Toronto, Ontario – While traditional gasoline-powered vehicles still account for the vast majority of sales, alternative fuels are gaining acceptance in Canada, according to J.D. Power and Associates.

Retail sales of light-duty vehicles equipped to run on alternative fuel sources such as diesel, ethanol and gasoline-electric grew from 2009 to 2010, although traditional gasoline-powered cars and light trucks still accounted for more than eight out of every ten new-vehicle sales last year.

Diesel penetration increased by 0.3 per cent in 2010, as Audi, BMW, Mercedes-Benz and Volkswagen increased their portfolios of diesel models, and Ford, GM and Ram continued to offer diesel versions of their full-size pickup trucks.

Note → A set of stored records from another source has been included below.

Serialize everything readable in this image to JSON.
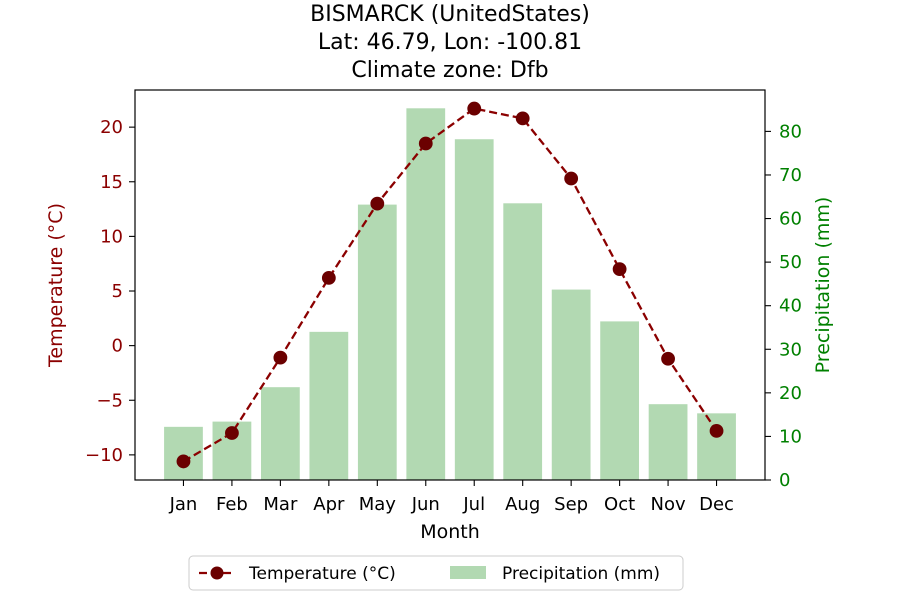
{
  "chart_data": {
    "type": "bar",
    "title_lines": [
      "BISMARCK (UnitedStates)",
      "Lat: 46.79, Lon: -100.81",
      "Climate zone: Dfb"
    ],
    "xlabel": "Month",
    "categories": [
      "Jan",
      "Feb",
      "Mar",
      "Apr",
      "May",
      "Jun",
      "Jul",
      "Aug",
      "Sep",
      "Oct",
      "Nov",
      "Dec"
    ],
    "y_left": {
      "label": "Temperature (°C)",
      "ylim": [
        -12.3,
        23.4
      ],
      "ticks": [
        -10,
        -5,
        0,
        5,
        10,
        15,
        20
      ],
      "tick_labels": [
        "−10",
        "−5",
        "0",
        "5",
        "10",
        "15",
        "20"
      ],
      "color": "#8b0000"
    },
    "y_right": {
      "label": "Precipitation (mm)",
      "ylim": [
        0,
        89.5
      ],
      "ticks": [
        0,
        10,
        20,
        30,
        40,
        50,
        60,
        70,
        80
      ],
      "tick_labels": [
        "0",
        "10",
        "20",
        "30",
        "40",
        "50",
        "60",
        "70",
        "80"
      ],
      "color": "#008000"
    },
    "series": [
      {
        "name": "Temperature (°C)",
        "kind": "line",
        "axis": "left",
        "color": "#8b0000",
        "values": [
          -10.6,
          -8.0,
          -1.1,
          6.2,
          13.0,
          18.5,
          21.7,
          20.8,
          15.3,
          7.0,
          -1.2,
          -7.8
        ]
      },
      {
        "name": "Precipitation (mm)",
        "kind": "bar",
        "axis": "right",
        "color": "#b2d9b2",
        "values": [
          12.2,
          13.4,
          21.3,
          34.0,
          63.2,
          85.3,
          78.2,
          63.5,
          43.7,
          36.4,
          17.4,
          15.3
        ]
      }
    ],
    "legend_position": "bottom-center",
    "grid": false
  }
}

In contrast, deliveries of hybrid models fell to 1.0 per cent of the market, a drop of nearly one-half percentage point in comparison to 2009. The retail turn rate for hybrids – the number of days a vehicle sits on a dealer’s lot before selling – increased to 120 days, which J.D. Power attributed to consumers not being able to justify the price or value equation in the face of stabilized gasoline prices.

The increase in deliveries of flexible fuel vehicles increased almost twofold to 13.2 per cent of the market last year, led by the Dodge Grand Caravan, Ford F-150, Chevrolet Silverado 1500, Ford Escape and GMC Sierra 1500. Among individual major metro markets, flexible fuel penetration in Toronto exceeded all other markets, rising to 20.6 per cent in 2010 versus 12.1 per cent in 2009.

Hybrid penetration was highest in Vancouver at 1.9 per cent, almost double the national average and considerably higher than Toronto’s 1.1 per cent.

Diesel-powered vehicles accounted for 6.7 per cent of all new-vehicle sales in the Calgary/Edmonton market, an increase of 0.8 percentage points from the prior year.